This Doesn’t Help The Environment
Bovine excrement increases greenhouse gases and exacerbates global climate change, so I really wish these people would stop.
DNI “Mike” McConnell spent a quarter century in military intelligence and served as DirNSA [Director of the National Security Agency] so he took the same course I did on the Fourth Amendment do’s and don’t’s. I couldn’t believe what I read in the earlier article, so I found the original piece.
In the El Paso Times article, Transcript: Debate on the foreign intelligence surveillance act, he makes the following response:
It takes about 200 man hours to do one telephone number. Think about it from the judges standpoint. Well, is this foreign intelligence? Well how do you know it’s foreign intelligence? Well what does Abdul calling Mohammed mean, and how do I interpret that? So, it’s a very complex process, so now, I’ve got people speaking Urdu and Farsi and, you know, whatever, Arabic, pull them off the line have them go through this process to justify what it is they know and why and so on. And now you’ve got to write it all up and it goes through the signature process, take it through (the Justice Department), and take it down to the FISA court. So all that process is about 200 man hours for one number. We’re going backwards, we couldn’t keep up.
Excuse me, but you have to establish that it is external to the United States, which the telephone number will do all by itself, and a short note describing the tenor of communications, i.e. planning, training, recruitment, operations, all of which should be on a summary sheet of any transcript or report generated. As any former DirNSA knows, there is a standard form that provides this information. All the judge needs is to know is that it is foreign traffic with intelligence value. It sounds like you may have too many layers of management [the signature process], your line people are slacking off, and/or the Justice Department isn’t providing a reasonable level of cooperation if this takes two hundred hours.
4 comments
… so now, I’ve got people speaking Urdu and Farsi and, you know, whatever, Arabic, …

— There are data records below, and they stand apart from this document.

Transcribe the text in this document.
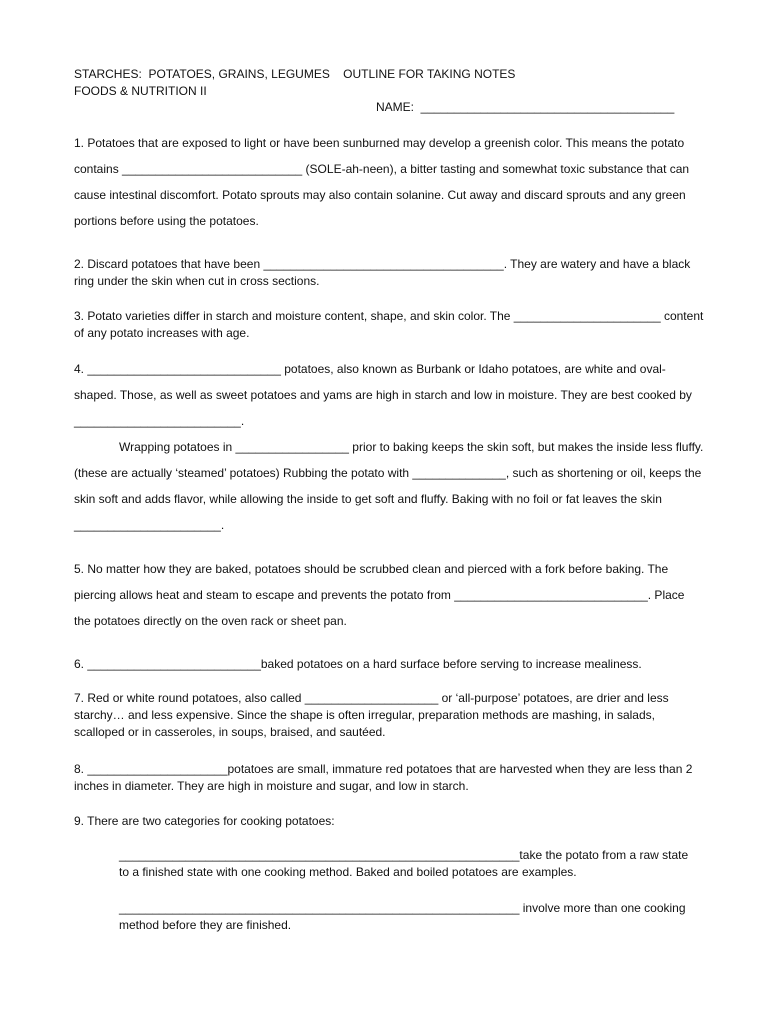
STARCHES:  POTATOES, GRAINS, LEGUMES    OUTLINE FOR TAKING NOTES
FOODS & NUTRITION II
NAME:  ______________________________________

1. Potatoes that are exposed to light or have been sunburned may develop a greenish color. This means the potato contains ___________________________ (SOLE-ah-neen), a bitter tasting and somewhat toxic substance that can cause intestinal discomfort. Potato sprouts may also contain solanine. Cut away and discard sprouts and any green portions before using the potatoes.

2. Discard potatoes that have been ____________________________________. They are watery and have a black ring under the skin when cut in cross sections.

3. Potato varieties differ in starch and moisture content, shape, and skin color. The ______________________ content of any potato increases with age.

4. _____________________________ potatoes, also known as Burbank or Idaho potatoes, are white and oval-shaped. Those, as well as sweet potatoes and yams are high in starch and low in moisture. They are best cooked by _________________________.

Wrapping potatoes in _________________ prior to baking keeps the skin soft, but makes the inside less fluffy. (these are actually ‘steamed’ potatoes) Rubbing the potato with ______________, such as shortening or oil, keeps the skin soft and adds flavor, while allowing the inside to get soft and fluffy. Baking with no foil or fat leaves the skin ______________________.

5. No matter how they are baked, potatoes should be scrubbed clean and pierced with a fork before baking. The piercing allows heat and steam to escape and prevents the potato from _____________________________. Place the potatoes directly on the oven rack or sheet pan.

6. __________________________baked potatoes on a hard surface before serving to increase mealiness.

7. Red or white round potatoes, also called ____________________ or ‘all-purpose’ potatoes, are drier and less starchy… and less expensive. Since the shape is often irregular, preparation methods are mashing, in salads, scalloped or in casseroles, in soups, braised, and sautéed.

8. _____________________potatoes are small, immature red potatoes that are harvested when they are less than 2 inches in diameter. They are high in moisture and sugar, and low in starch.

9. There are two categories for cooking potatoes:

____________________________________________________________take the potato from a raw state to a finished state with one cooking method. Baked and boiled potatoes are examples.

____________________________________________________________ involve more than one cooking method before they are finished.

oh dear. they are their own babelfish, sounds like.
i liked this, from the very next paragraph:
Q: How many calls? Thousands?
A: Don’t want to go there. Just think, lots. Too many.
too many? as in, they want to listen in on everybody else in the whole world? just in case?
he goes on:
Now the second part of the issue was under the president’s program, the terrorist surveillance program, the private sector had assisted us.
[sorry, couldn’t resist]
and on:
Because if you’re going to get access you’ve got to have a partner and they were being sued. Now if you play out the suits at the value they’re claimed, it would bankrupt these companies. So my position was we have to provide liability protection to these private sector entities.
hmmm, the government wants to protect corporations that conspire with the government in unlimited spying. given this administration’s propensity for flouting all the laws, we don’t need it suborning all the businesses too.
yeah, that signature process caught my eye too, but i’m thinking the process improvement that’s needed here isn’t in the getting of warrants, it’s the deciding which targets to focus on.
The program is too big, with too much data. They are data mining, not conducting surveillance, and that’s what takes so long.
I noticed the order of languages Urdu [Pakistan], Farsi [Iran], then Arabic. Of course he may not know the difference between Farsi and Dari, the Afghan version, but first of all the fact that the communications are in a foreign language would probably indicate to a judge that this was foreign intelligence making the warrant request easier to obtain.
Actually, if you get a warrant the private sector entities have total immunity and are required to provide access, plus you don’t have to ask Congress for anything. It’s one of the benefits of obeying the law.
i noticed that too, arabic being added to the list almost as an afterthought. which brings up a question or three: do we want to spy on all of iran [and possibly pakistan] because it really is a threat, because it’s not really a threat but we [erroneously] think it is, or because we just want it to be perceived as a threat so that we can justify an invasion?
of course they’re mining data. both data mining and data storage have become faster, easier, cheaper, and more sophisticated. but to do data mining, you need data. the slow, difficult, expensive part is still collecting the data and getting it into the digital pipeline somewhere.
telephony isn’t my area of expertise, but i’ll hazard some guesses here. wiretapping used to be difficult enough that its use could only be justified for surveillance of very likely targets. wiretapping has now become easy enough that collecting huge numbers of conversations now and wading through them later is feasible, or soon will be. the slowest and most difficult part of wiretapping is now, or soon will be, getting around the legal hurdles.
obeying the law, what a quaint concept.
The to/from information is a separate channel in telephony and is used for Caller ID. This is totally apart from the actual conversation. They probably started by hoovering up that and then running it against known telephone numbers to get more connections.
The problem is that things quickly expand beyond the capability to do any actual analysis.
In a real investigation you track things down and eliminate the extraneous to concentrate on what’s important. These people don’t seem to be doing anything other than collecting data.
The main restriction on this type of work is the number of linguists, and they have not been training enough people to fill the minimum requirements of the two wars they have going on, much less to do any reasonable level of intelligence analysis.